Generalized Poland-Scheraga model for DNA hybridization

The Poland-Scheraga (PS) model for the helix-coil transition of DNA considers the statistical mechanics of the binding (or hybridization) of two complementary strands of DNA of equal length, with the restriction that only bases with the same index along the strands are allowed to bind. In this paper, we extend this model by relaxing these constraints: We propose a generalization of the PS model which allows for the binding of two strands of unequal lengths $N_{1}$ and $N_{2}$ with unrelated sequences.
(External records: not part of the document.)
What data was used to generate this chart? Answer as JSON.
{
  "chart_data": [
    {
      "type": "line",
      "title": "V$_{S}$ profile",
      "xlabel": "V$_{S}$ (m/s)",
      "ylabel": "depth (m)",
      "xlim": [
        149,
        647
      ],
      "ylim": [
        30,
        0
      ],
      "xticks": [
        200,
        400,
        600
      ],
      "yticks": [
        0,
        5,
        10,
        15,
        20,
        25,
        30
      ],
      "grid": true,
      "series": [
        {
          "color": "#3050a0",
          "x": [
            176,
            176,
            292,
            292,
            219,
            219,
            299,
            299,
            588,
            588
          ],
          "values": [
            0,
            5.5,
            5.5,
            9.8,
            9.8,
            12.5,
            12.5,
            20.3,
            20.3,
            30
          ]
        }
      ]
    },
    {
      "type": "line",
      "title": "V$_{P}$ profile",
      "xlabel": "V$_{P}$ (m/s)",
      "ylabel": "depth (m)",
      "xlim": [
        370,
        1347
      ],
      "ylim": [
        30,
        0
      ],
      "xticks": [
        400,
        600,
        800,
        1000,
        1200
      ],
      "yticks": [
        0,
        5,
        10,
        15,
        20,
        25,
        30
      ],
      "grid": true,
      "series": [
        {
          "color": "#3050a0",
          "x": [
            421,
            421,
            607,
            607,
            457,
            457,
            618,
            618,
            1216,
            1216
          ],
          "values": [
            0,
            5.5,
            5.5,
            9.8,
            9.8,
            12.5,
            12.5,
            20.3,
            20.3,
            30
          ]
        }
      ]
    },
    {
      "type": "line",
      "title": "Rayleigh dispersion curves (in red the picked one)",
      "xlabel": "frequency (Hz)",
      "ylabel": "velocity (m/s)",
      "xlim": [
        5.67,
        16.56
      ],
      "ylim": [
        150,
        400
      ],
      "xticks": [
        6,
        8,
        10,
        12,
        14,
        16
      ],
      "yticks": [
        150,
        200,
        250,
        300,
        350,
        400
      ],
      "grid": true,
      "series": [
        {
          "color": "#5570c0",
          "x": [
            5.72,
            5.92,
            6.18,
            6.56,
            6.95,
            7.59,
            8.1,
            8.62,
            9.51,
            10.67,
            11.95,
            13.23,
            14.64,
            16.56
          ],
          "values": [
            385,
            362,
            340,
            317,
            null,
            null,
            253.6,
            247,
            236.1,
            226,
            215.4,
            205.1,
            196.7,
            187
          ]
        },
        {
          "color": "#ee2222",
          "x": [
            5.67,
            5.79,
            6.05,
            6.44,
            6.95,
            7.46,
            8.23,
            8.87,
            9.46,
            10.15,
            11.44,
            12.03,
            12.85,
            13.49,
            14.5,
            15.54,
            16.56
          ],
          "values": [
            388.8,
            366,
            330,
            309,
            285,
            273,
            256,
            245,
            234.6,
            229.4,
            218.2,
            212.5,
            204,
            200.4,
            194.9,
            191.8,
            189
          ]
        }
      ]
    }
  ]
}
We study in particular (i) the effect of mismatches on the hybridization of complementary strands (ii) the hybridization of non complementary strands (as resulting from point mutations) of unequal lengths $N_{1}$ and $N_{2}$. The use of a Fixman-Freire scheme scales down the computational complexity of our algorithm from $O(N_{1}^{2}N_{2}^{2})$ to $O(N_{1}N_{2})$.The simulation of complementary strands of a few kbps yields results almost identical to the PS model. For short strands of equal or unequal lengths, the binding displays a strong sensitivity to mutations. This model may be relevant to the experimental protocol in DNA microarrays, and more generally to the molecular recognition of DNA fragments. It also provides a physical implementation of sequence alignments.